With all this in mind, nominees and presenters chose, rather than directly critiquing the president, to target more general attitudes of racism, sexism, and obfuscation that prevail in both Hollywood and Washington. Accepting the Oscar for Best Animated Feature, the co-director of the Pixar film Coco Lee Unkrich talked about trying “to take a step forward toward a world where all children can grow up seeing characters in movies that look and talk and live like they do.” Representation, he added, “matters.” The director Greta Gerwig, co-presenting the award for Best Documentary Feature, talked about living in a time “when, now more than ever, all of us need to understand the importance of what is real, what is authentic, and what is fact”—a statement that could be applied just as easily to the Trump administration as it could to the spin operations and NDAs used to protect Weinstein for so long.
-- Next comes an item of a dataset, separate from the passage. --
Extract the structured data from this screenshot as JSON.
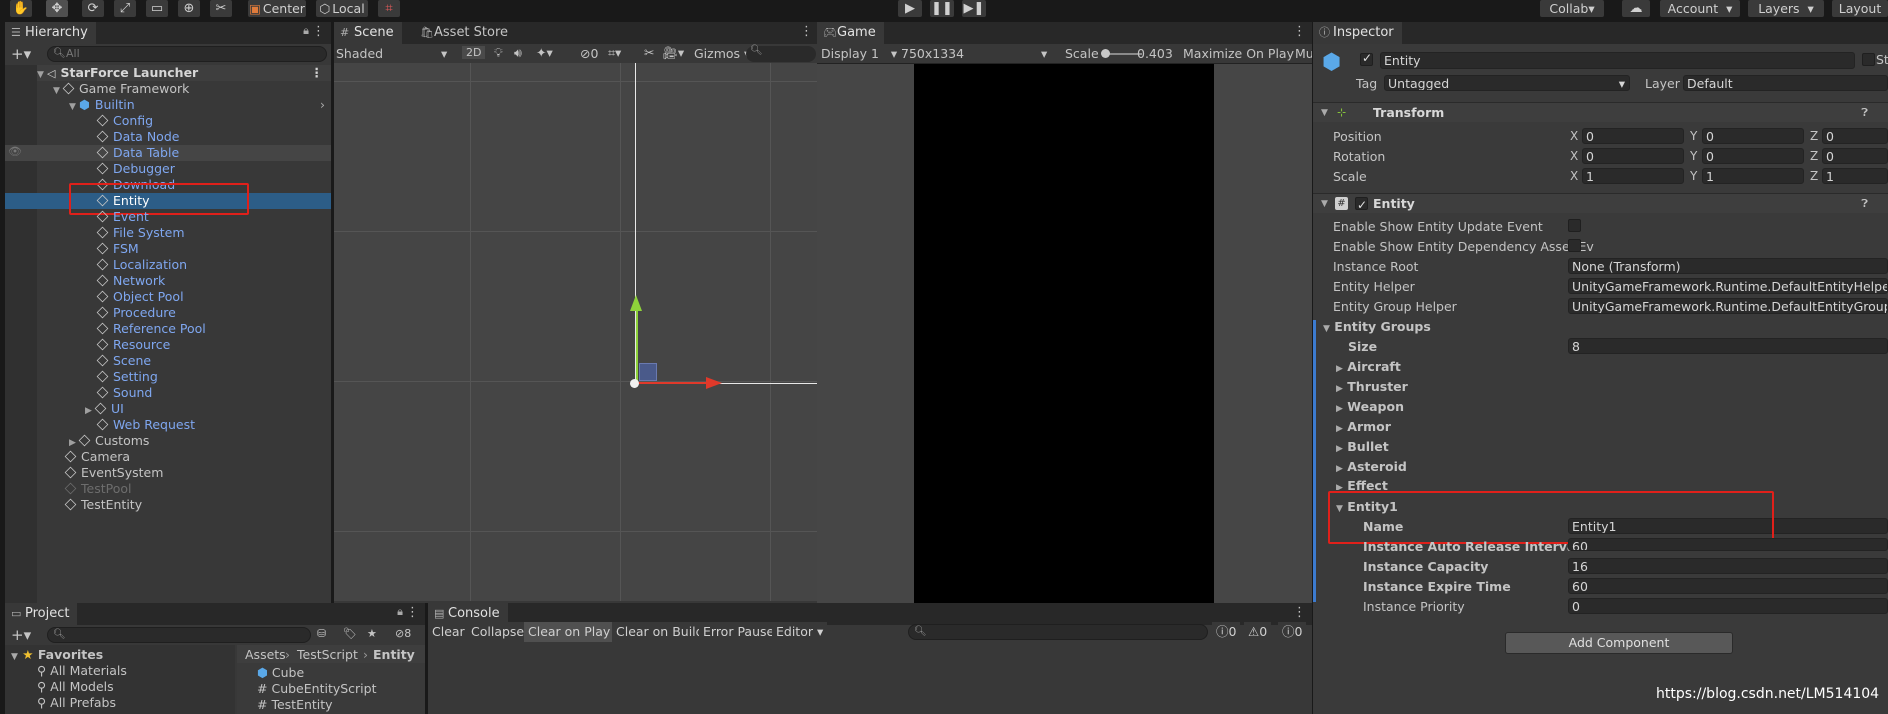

You could interpret all this as a necessary amount of self-reckoning in an industry whose image has been bruised by the Weinstein moment and its reverberations. (It’s worth noting two other stars who were absent from the ceremony: Last year’s Best Actor winner, Casey Affleck, and the 2011 Oscars co-host James Franco.) You could deduce that, after a feverish period of trying to imitate and satirize and illuminate and diagnose a president whose own performances can’t be bested, film and television has exhausted itself. But you could also conclude that the Trump presidency might be less significant than it once seemed, compared to the seismic shifts taking place in the country regardless of anything Trump says or does.

Consider Daniela Vega, the first openly transgender presenter at the Oscars, taking the stage after A Fantastic Woman won Best Foreign Language Film. Or Jordan Peele becoming the first African American winner for Best Original Screenplay. Or Frances McDormand spurring viewers to Google the words inclusion rider. Only time will tell whether the events of the last six months prompt meaningful change in the long run, but the president’s status as an afterthought hinted that the momentum is moving forward, not back.